Een dergelijk situatie moet zich bijvoorbeeld te Kevelaer voorgedaan hebben, toen met Kerstmis 1641 de eenvoudige koopman Hendrik Busman uit Wetten 3 maal
een geheimzinnige opdracht te horen kreeg, toen hij op weg van Weeze naar Geldern voor een hagelkruis bad, dat vlak bij Kevelaer aan de weg stond: “Op deze plaats sult gij mij een kapelleke bouwen!”
De duidelijke religieuze band met het hagelkruis blijkt vaak uit de oprichting van een kerk ter plekke, zoals in de vrij laat opgerichte parochie Kilder in het jaar 1886. Uit de volksmond is af te leiden, dat er per parochie slechts één hagelkruis was, omdat men nooit over één, doch over “het” hagelkruis spreekt. Vroeger ging dit zeker niet op, maar tegenwoordig lijkt deze stelling aardig te kloppen. Ter illustratie dat er voorheen afwijkingen waren is vermeldenswaard, dat in het oude kerspel Zeddam drie hagelkruisen stonden en wel te Kilder, Stokkum en Vethuizen.
Die van Kilder is al heel lang vermeld: 13 januari 1369 staat in een akte van het Stift Elten “Heinrich, Sohn des Ritters Wijars Momme, verzichtet auf alles recht Recht an dem Dienstmannsgute Holscamp in der Grafschaft Berge zu Kilder bei dem Kreuz, das Johan dij Gire früher inne hatte, zu gunsten derAbtei Elten.”
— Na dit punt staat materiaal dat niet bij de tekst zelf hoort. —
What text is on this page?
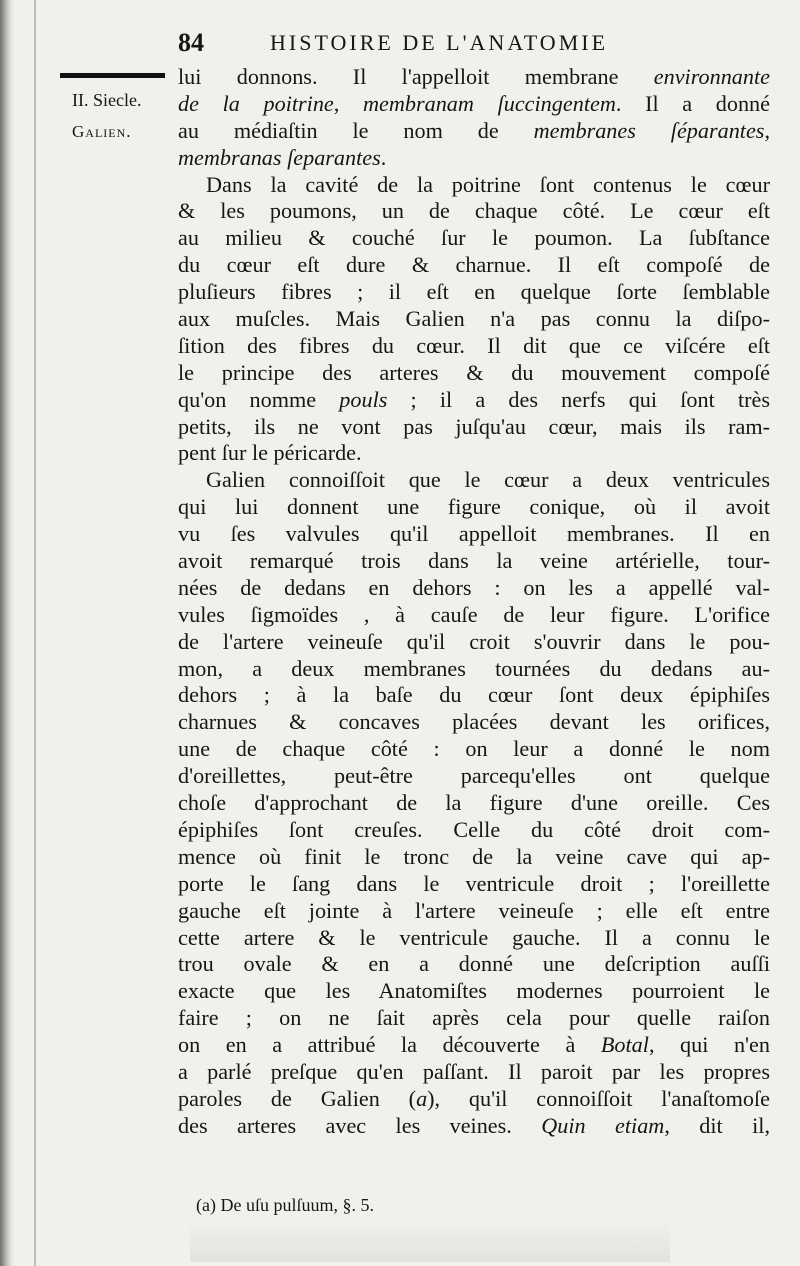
84	HISTOIRE DE L'ANATOMIE
II. Siecle.
Galien.
lui donnons. Il l'appelloit membrane environnante
de la poitrine, membranam ſuccingentem. Il a donné
au médiaſtin le nom de membranes ſéparantes,
membranas ſeparantes.
Dans la cavité de la poitrine ſont contenus le cœur
& les poumons, un de chaque côté. Le cœur eſt
au milieu & couché ſur le poumon. La ſubſtance
du cœur eſt dure & charnue. Il eſt compoſé de
pluſieurs fibres ; il eſt en quelque ſorte ſemblable
aux muſcles. Mais Galien n'a pas connu la diſpo-
ſition des fibres du cœur. Il dit que ce viſcére eſt
le principe des arteres & du mouvement compoſé
qu'on nomme pouls ; il a des nerfs qui ſont très
petits, ils ne vont pas juſqu'au cœur, mais ils ram-
pent ſur le péricarde.
Galien connoiſſoit que le cœur a deux ventricules
qui lui donnent une figure conique, où il avoit
vu ſes valvules qu'il appelloit membranes. Il en
avoit remarqué trois dans la veine artérielle, tour-
nées de dedans en dehors : on les a appellé val-
vules ſigmoïdes , à cauſe de leur figure. L'orifice
de l'artere veineuſe qu'il croit s'ouvrir dans le pou-
mon, a deux membranes tournées du dedans au-
dehors ; à la baſe du cœur ſont deux épiphiſes
charnues & concaves placées devant les orifices,
une de chaque côté : on leur a donné le nom
d'oreillettes, peut-être parcequ'elles ont quelque
choſe d'approchant de la figure d'une oreille. Ces
épiphiſes ſont creuſes. Celle du côté droit com-
mence où finit le tronc de la veine cave qui ap-
porte le ſang dans le ventricule droit ; l'oreillette
gauche eſt jointe à l'artere veineuſe ; elle eſt entre
cette artere & le ventricule gauche. Il a connu le
trou ovale & en a donné une deſcription auſſi
exacte que les Anatomiſtes modernes pourroient le
faire ; on ne ſait après cela pour quelle raiſon
on en a attribué la découverte à Botal, qui n'en
a parlé preſque qu'en paſſant. Il paroit par les propres
paroles de Galien (a), qu'il connoiſſoit l'anaſtomoſe
des arteres avec les veines. Quin etiam, dit il,
(a) De uſu pulſuum, §. 5.
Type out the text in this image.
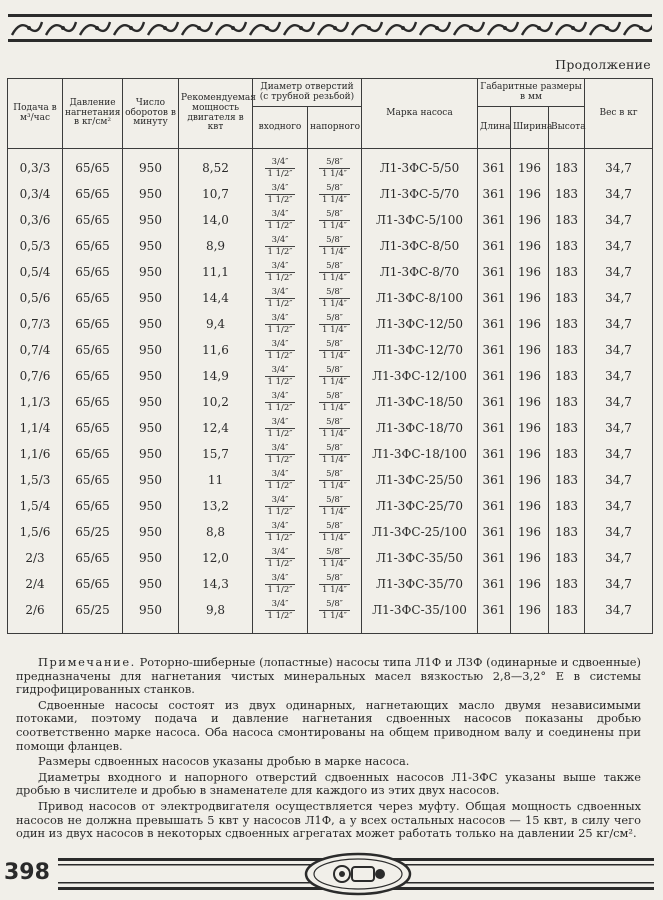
Продолжение
Подача в м³/час	Давление нагнетания в кг/см²	Число оборотов в минуту	Рекомендуемая мощность двигателя в квт	Диаметр отверстий (с трубной резьбой)		Марка насоса	Габаритные размеры в мм			Вес в кг
				входного	напорного		Длина	Ширина	Высота	

0,3/3	65/65	950	8,52	$\frac{3/4''}{1 1/2''}$	$\frac{5/8''}{1 1/4''}$	Л1-3ФС-5/50	361	196	183	34,7
0,3/4	65/65	950	10,7	$\frac{3/4''}{1 1/2''}$	$\frac{5/8''}{1 1/4''}$	Л1-3ФС-5/70	361	196	183	34,7
0,3/6	65/65	950	14,0	$\frac{3/4''}{1 1/2''}$	$\frac{5/8''}{1 1/4''}$	Л1-3ФС-5/100	361	196	183	34,7
0,5/3	65/65	950	8,9	$\frac{3/4''}{1 1/2''}$	$\frac{5/8''}{1 1/4''}$	Л1-3ФС-8/50	361	196	183	34,7
0,5/4	65/65	950	11,1	$\frac{3/4''}{1 1/2''}$	$\frac{5/8''}{1 1/4''}$	Л1-3ФС-8/70	361	196	183	34,7
0,5/6	65/65	950	14,4	$\frac{3/4''}{1 1/2''}$	$\frac{5/8''}{1 1/4''}$	Л1-3ФС-8/100	361	196	183	34,7
0,7/3	65/65	950	9,4	$\frac{3/4''}{1 1/2''}$	$\frac{5/8''}{1 1/4''}$	Л1-3ФС-12/50	361	196	183	34,7
0,7/4	65/65	950	11,6	$\frac{3/4''}{1 1/2''}$	$\frac{5/8''}{1 1/4''}$	Л1-3ФС-12/70	361	196	183	34,7
0,7/6	65/65	950	14,9	$\frac{3/4''}{1 1/2''}$	$\frac{5/8''}{1 1/4''}$	Л1-3ФС-12/100	361	196	183	34,7
1,1/3	65/65	950	10,2	$\frac{3/4''}{1 1/2''}$	$\frac{5/8''}{1 1/4''}$	Л1-3ФС-18/50	361	196	183	34,7
1,1/4	65/65	950	12,4	$\frac{3/4''}{1 1/2''}$	$\frac{5/8''}{1 1/4''}$	Л1-3ФС-18/70	361	196	183	34,7
1,1/6	65/65	950	15,7	$\frac{3/4''}{1 1/2''}$	$\frac{5/8''}{1 1/4''}$	Л1-3ФС-18/100	361	196	183	34,7
1,5/3	65/65	950	11	$\frac{3/4''}{1 1/2''}$	$\frac{5/8''}{1 1/4''}$	Л1-3ФС-25/50	361	196	183	34,7
1,5/4	65/65	950	13,2	$\frac{3/4''}{1 1/2''}$	$\frac{5/8''}{1 1/4''}$	Л1-3ФС-25/70	361	196	183	34,7
1,5/6	65/25	950	8,8	$\frac{3/4''}{1 1/2''}$	$\frac{5/8''}{1 1/4''}$	Л1-3ФС-25/100	361	196	183	34,7
2/3	65/65	950	12,0	$\frac{3/4''}{1 1/2''}$	$\frac{5/8''}{1 1/4''}$	Л1-3ФС-35/50	361	196	183	34,7
2/4	65/65	950	14,3	$\frac{3/4''}{1 1/2''}$	$\frac{5/8''}{1 1/4''}$	Л1-3ФС-35/70	361	196	183	34,7
2/6	65/25	950	9,8	$\frac{3/4''}{1 1/2''}$	$\frac{5/8''}{1 1/4''}$	Л1-3ФС-35/100	361	196	183	34,7

Примечание. Роторно-шиберные (лопастные) насосы типа Л1Ф и Л3Ф (одинарные и сдвоенные) предназначены для нагнетания чистых минеральных масел вязкостью 2,8—3,2° Е в системы гидрофицированных станков.

Сдвоенные насосы состоят из двух одинарных, нагнетающих масло двумя независимыми потоками, поэтому подача и давление нагнетания сдвоенных насосов показаны дробью соответственно марке насоса. Оба насоса смонтированы на общем приводном валу и соединены при помощи фланцев.

Размеры сдвоенных насосов указаны дробью в марке насоса.

Диаметры входного и напорного отверстий сдвоенных насосов Л1-3ФС указаны выше также дробью в числителе и дробью в знаменателе для каждого из этих двух насосов.

Привод насосов от электродвигателя осуществляется через муфту. Общая мощность сдвоенных насосов не должна превышать 5 квт у насосов Л1Ф, а у всех остальных насосов — 15 квт, в силу чего один из двух насосов в некоторых сдвоенных агрегатах может работать только на давлении 25 кг/см².

398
Soms fungeren deze hagelkruisen tegelijkertijd als grenskruisen tussen de parochies en bij processies door de velden op de bekende Kruisdagen tot rond de zestiende eeuw was dat kruis het keer- of haltepunt. Men bleef kennelijk in het hagelkruis geloven, hoewel natuurlijk de aanwezigheid van een hagelkruis niet inhield, dat de omgeving gevrijwaard bleef voor natuurrampen. Dat zou immers pure magie geweest zijn, want het omgekeerde kwam eveneens voor, zoals in 1889, toen om half één ’s middags een zware hagelstorm over de huizen en landerijen van Beek alles verwoestte. Omstreeks drie uur durfde de bevolking pas uit de schuilplaatsen te voorschijn te komen om de ravage te aanschouwen. Alles lag vol met kapotte pannen, ingebeukte ruiten en een vernielde oogst, waarbij de rogge, aardappelen en boekweit als mest over de akkers verspreid lagen! Het zwaarst getroffen gebied lag echter tussen oude pastorie en de Eltense grens. Precies in dat deel van het dorp stond het hagelkruis! Toch bleef het staan, want men haalt niet zomaar lichtvaardig om louter materialistische redenen een kruis weg. Misschien werd een dergelijke gebeurtenis wel beschouwd als de bekende straf van God of om de mensen weer te doen beseffen, dat zij wikken, maar dat God beschikt!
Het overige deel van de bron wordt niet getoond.